Since many years the Indian educational system had been thinking of adopting online studies in their curriculum. The pandemic created an emergency situation wherein the online platform got embraced and the prevailing situation has accelerated adoption of digital technology. This helped everyone to improve their professional skills. According to (Pravat, 2020) online learning is the best solution and it is a fact that technology based education is more transparent with all respect. Due to COVID 19 the shift has happened from the traditional sage on stage learning methodology to educational technology model where teachers and students were exposed to new innovative educational methodologies. It is further noticeable that many of the educational institution of India are technology enabled institutions; therefore it was easy for-these institutions to adapt technology.

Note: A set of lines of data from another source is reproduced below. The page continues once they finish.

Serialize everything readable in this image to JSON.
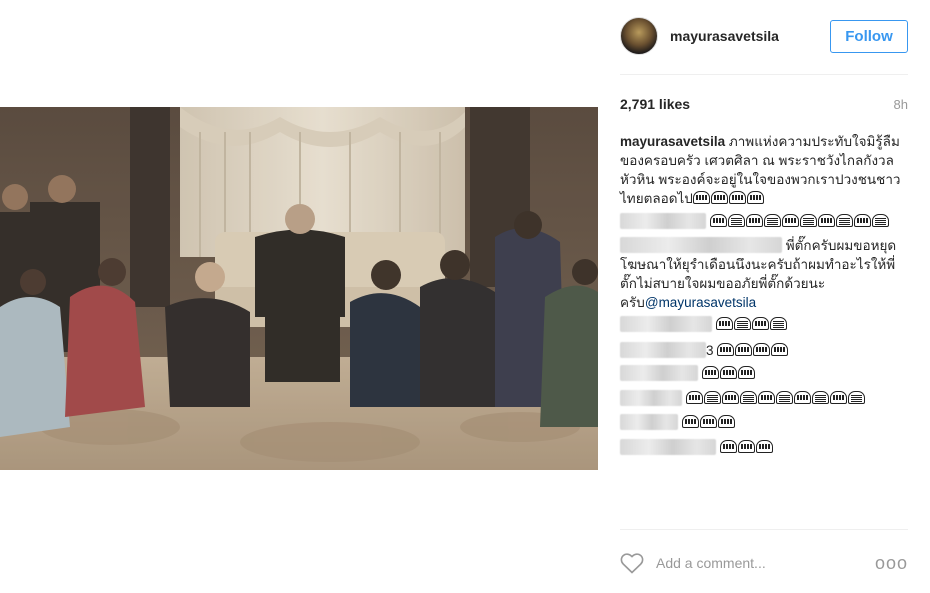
{
  "post": {
    "username": "mayurasavetsila",
    "follow_label": "Follow",
    "likes": "2,791 likes",
    "time": "8h"
  },
  "caption": {
    "username": "mayurasavetsila",
    "text": " ภาพแห่งความประทับใจมิรู้ลืมของครอบครัว เศวตศิลา ณ พระราชวังไกลกังวล หัวหิน พระองค์จะอยู่ในใจของพวกเราปวงชนชาวไทยตลอดไป"
  },
  "comments": [
    {
      "text": ""
    },
    {
      "text": "พี่ตั๊กครับผมขอหยุดโฆษณาให้ยุรำเดือนนึงนะครับถ้าผมทำอะไรให้พี่ตั๊กไม่สบายใจผมขออภัยพี่ตั๊กด้วยนะครับ",
      "mention": "@mayurasavetsila"
    },
    {
      "text": ""
    },
    {
      "text": "3"
    },
    {
      "text": ""
    },
    {
      "text": ""
    },
    {
      "text": ""
    },
    {
      "text": ""
    }
  ],
  "footer": {
    "add_comment_placeholder": "Add a comment...",
    "more_label": "ooo"
  },
  "icons": {
    "heart": "heart-icon",
    "more": "more-options-icon",
    "emoji": "emoji-icon"
  },
  "colors": {
    "accent": "#3897f0",
    "mention": "#003569",
    "muted": "#999999"
  }
}
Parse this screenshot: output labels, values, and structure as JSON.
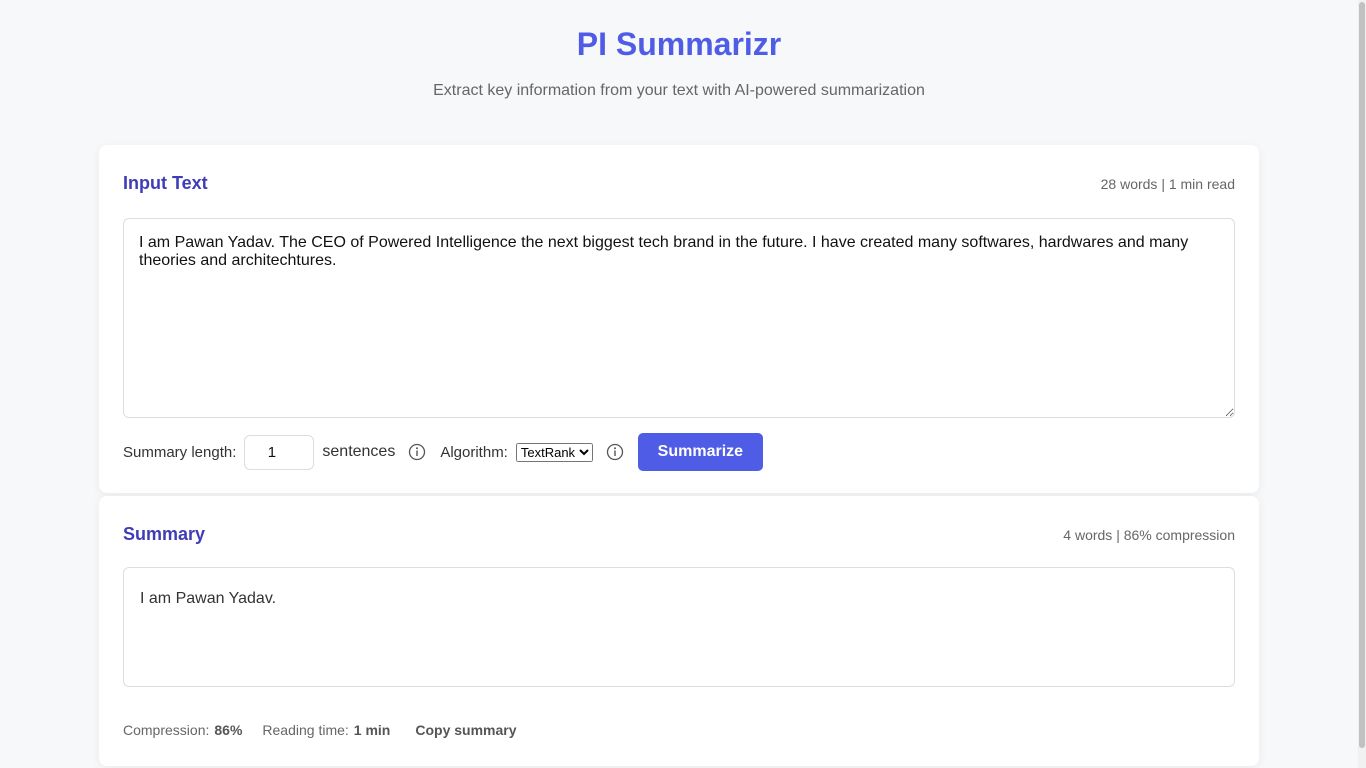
{
  "header": {
    "title": "PI Summarizr",
    "subtitle": "Extract key information from your text with AI-powered summarization"
  },
  "input_card": {
    "title": "Input Text",
    "meta": "28 words | 1 min read",
    "text": "I am Pawan Yadav. The CEO of Powered Intelligence the next biggest tech brand in the future. I have created many softwares, hardwares and many theories and architechtures.",
    "controls": {
      "length_label": "Summary length:",
      "length_value": "1",
      "unit_label": "sentences",
      "algorithm_label": "Algorithm:",
      "algorithm_selected": "TextRank",
      "summarize_label": "Summarize"
    }
  },
  "summary_card": {
    "title": "Summary",
    "meta": "4 words | 86% compression",
    "text": "I am Pawan Yadav.",
    "stats": {
      "compression_label": "Compression:",
      "compression_value": "86%",
      "reading_label": "Reading time:",
      "reading_value": "1 min",
      "copy_label": "Copy summary"
    }
  },
  "icons": {
    "length_info": "info-icon",
    "algorithm_info": "info-icon"
  },
  "colors": {
    "accent": "#4f5ce6",
    "heading": "#3f3cb8",
    "background": "#f7f8fa"
  }
}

Even though majority of Indian educational institution are equipped with technology, online teaching is relatively a new concept. Due to the outbreak of COVID 19, it became mandatory for the teachers to use online platform, for delivering courses and hence they started to conduct various assessments through online mode. Teachers face many new challenges like lack of technical infrastructure; technical support and many institutions use open source platforms, which raise questions on the quality and confidentiality of assessments.